The Crab Nebula is the brightest TeV gamma-ray source in the sky and has been
used for the past 25 years as a reference source in TeV astronomy, for
calibration and verification of new TeV instruments. The High Altitude Water
Cherenkov Observatory (HAWC), completed in early 2015, has been used to observe
the Crab Nebula at high significance across nearly the full spectrum of
energies to which HAWC is sensitive. HAWC is unique for its wide field-of-view,
nearly 2 sr at any instant, and its high-energy reach, up to 100 TeV. HAWC's
sensitivity improves with the gamma-ray energy. Above $\sim$1 TeV the
sensitivity is driven by the best background rejection and angular resolution
ever achieved for a wide-field ground array.

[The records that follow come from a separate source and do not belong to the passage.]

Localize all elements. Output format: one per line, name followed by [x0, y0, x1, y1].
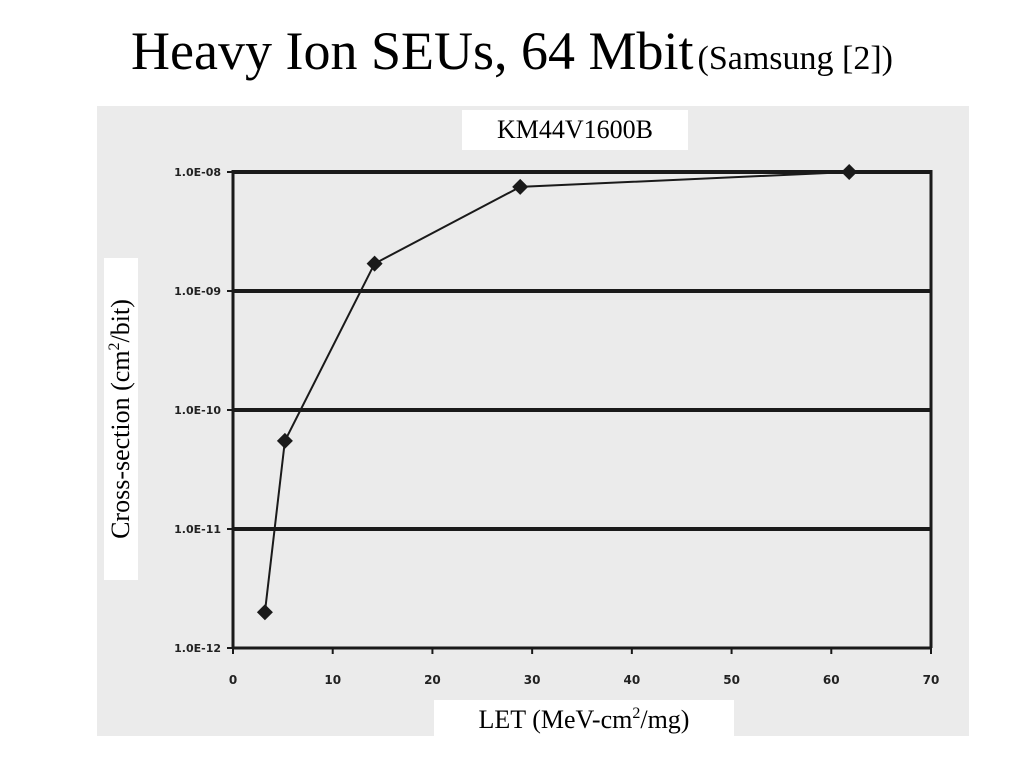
y-tick-label: 1.0E-09	[174, 285, 221, 298]
y-axis-label-unit: /bit)	[106, 299, 135, 343]
data-point-marker	[841, 164, 858, 180]
chart-title: KM44V1600B	[462, 110, 688, 150]
y-tick-label: 1.0E-12	[174, 642, 221, 655]
data-point-marker	[276, 432, 293, 449]
x-axis-label-unit: /mg)	[640, 705, 690, 734]
x-tick-label: 50	[723, 673, 740, 687]
x-axis-label: LET (MeV-cm2/mg)	[434, 700, 734, 740]
series-layer	[256, 164, 858, 621]
slide-title-main: Heavy Ion SEUs, 64 Mbit	[131, 21, 694, 81]
data-point-marker	[366, 255, 383, 272]
x-tick-label: 20	[424, 673, 441, 687]
y-axis-label-exponent: 2	[106, 342, 123, 351]
x-tick-label: 40	[624, 673, 641, 687]
y-axis-label: Cross-section (cm2/bit)	[106, 299, 136, 539]
x-tick-label: 60	[823, 673, 840, 687]
x-tick-label: 70	[923, 673, 940, 687]
x-tick-label: 30	[524, 673, 541, 687]
data-point-marker	[512, 178, 529, 195]
x-axis-label-main: LET (MeV-cm	[478, 705, 633, 734]
chart-scan-background	[97, 106, 969, 736]
tick-label-layer: 1.0E-08 1.0E-09 1.0E-10 1.0E-11 1.0E-12 0 10 20…	[174, 166, 939, 687]
series-line	[263, 171, 850, 613]
y-tick-label: 1.0E-08	[174, 166, 221, 179]
data-point-marker	[256, 604, 273, 621]
slide-title-source: (Samsung [2])	[697, 40, 893, 77]
y-axis-label-main: Cross-section (cm	[106, 350, 135, 539]
y-tick-label: 1.0E-10	[174, 404, 221, 417]
y-axis-label-box	[104, 258, 138, 580]
x-tick-label: 10	[324, 673, 341, 687]
x-tick-label: 0	[229, 673, 237, 687]
grid-layer	[233, 170, 931, 531]
y-tick-label: 1.0E-11	[174, 523, 221, 536]
x-axis-label-exponent: 2	[632, 705, 641, 722]
slide-title: Heavy Ion SEUs, 64 Mbit (Samsung [2])	[0, 20, 1024, 82]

We present a time-integrated analysis of the Crab using 507 live days of HAWC
data from 2014 November to 2016 June. The spectrum of the Crab is fit to a
function of the form $\phi(E) = \phi_0 (E/E_{0})^{-\alpha
-\beta\cdot{\rm{ln}}(E/E_{0})}$. The data is well-fit with values of
$\alpha=2.63\pm0.03$, $\beta=0.15\pm0.03$, and
log$_{10}(\phi_0~{\rm{cm}^2}~{\rm{s}}~{\rm{TeV}})=-12.60\pm0.02$ when $E_{0}$
is fixed at 7 TeV and the fit applies between 1 and 37 TeV. Study of the
systematic errors in this HAWC measurement is discussed and estimated to be
$\pm$50\% in the photon flux between 1 and 37 TeV.
Confirmation of the Crab flux serves to establish the HAWC instrument's
sensitivity for surveys of the sky. The HAWC survey will exceed sensitivity of
current-generation observatories and open a new view of 2/3 of the sky above 10
TeV.